The situation is deteriorating further as some projects make no releases at all, assuming users will add the project’s own package mirror to the user’s trusted package repositories, or use Docker.
> many upstreams choose to make a tag and let people download the autogenerated tarballs
Which is fine as long as you rely on the hash of the tag rather than the hash of the tarball.
> despite the fact that they won’t contain preprocessed autoconf
This is a feature; run `autoreconf -vfi` at build time, so that you don't depend on the maintainer's idiosyncratic autotools setup and local macros, and so that you can reliably regenerate it all if you want to change configure.ac or Makefile.am.
> This is a feature; run `autoreconf -vfi` at build time, so that you don't depend on the maintainer's idiosyncratic autotools setup and local macros, and so that you can reliably regenerate it all if you want to change configure.ac or Makefile.am.
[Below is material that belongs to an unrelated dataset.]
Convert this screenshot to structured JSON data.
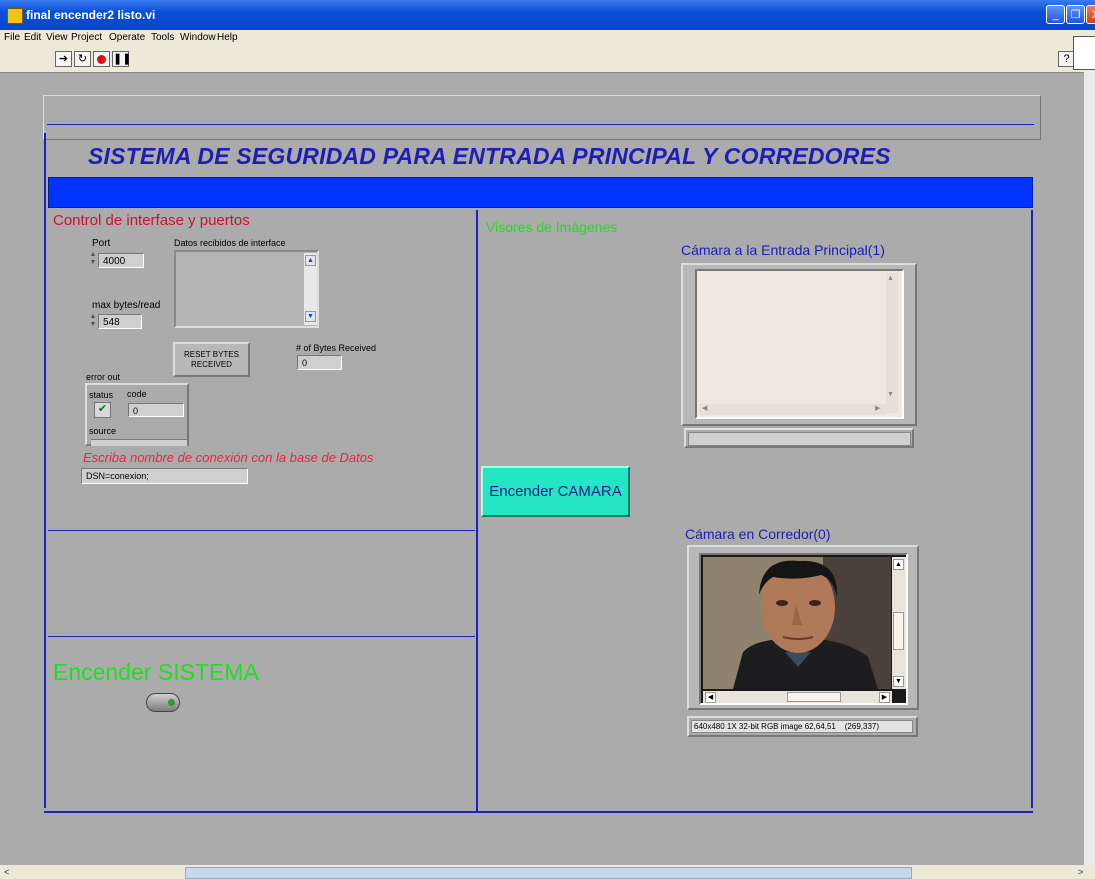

On a package bulk build machine, that’s a lot (like, a lot) of wasted CPU cycles multiplied by the thousands of packages that use autoconf. For the majority of packages that don’t patch configure.ac or Makefile.am, it’s nicer to use a preprocessed tarball and check that you can reproduce the same autoconf output when adding the package to the package manager, because then it only happens once.
There are a lot of things that waste cycles on a build machine, but they're worth the reproduciblity. I think that problem would be better solved via caching, ideally.
I would hazard a guess that there are far fewer people these days who download a tarball and `./configure` `make` `make install` than there are distros (who often need to patch) and developers (who will be working from git anyway).
Having autocruft in the default tarball is a design flaw in autotools, you should never ship prebuilt files in git nor in source tarballs. I think `make distcheck` should by default put the autotools files into a separate foo-1.2.3.4-2023-01-31-autocruft.tar alongside the real source tarball generated by git-archive.
The distros always run `autoreconf` these days, so that they can verify that they can still build the build system from the source configure.ac/Makefile.am files.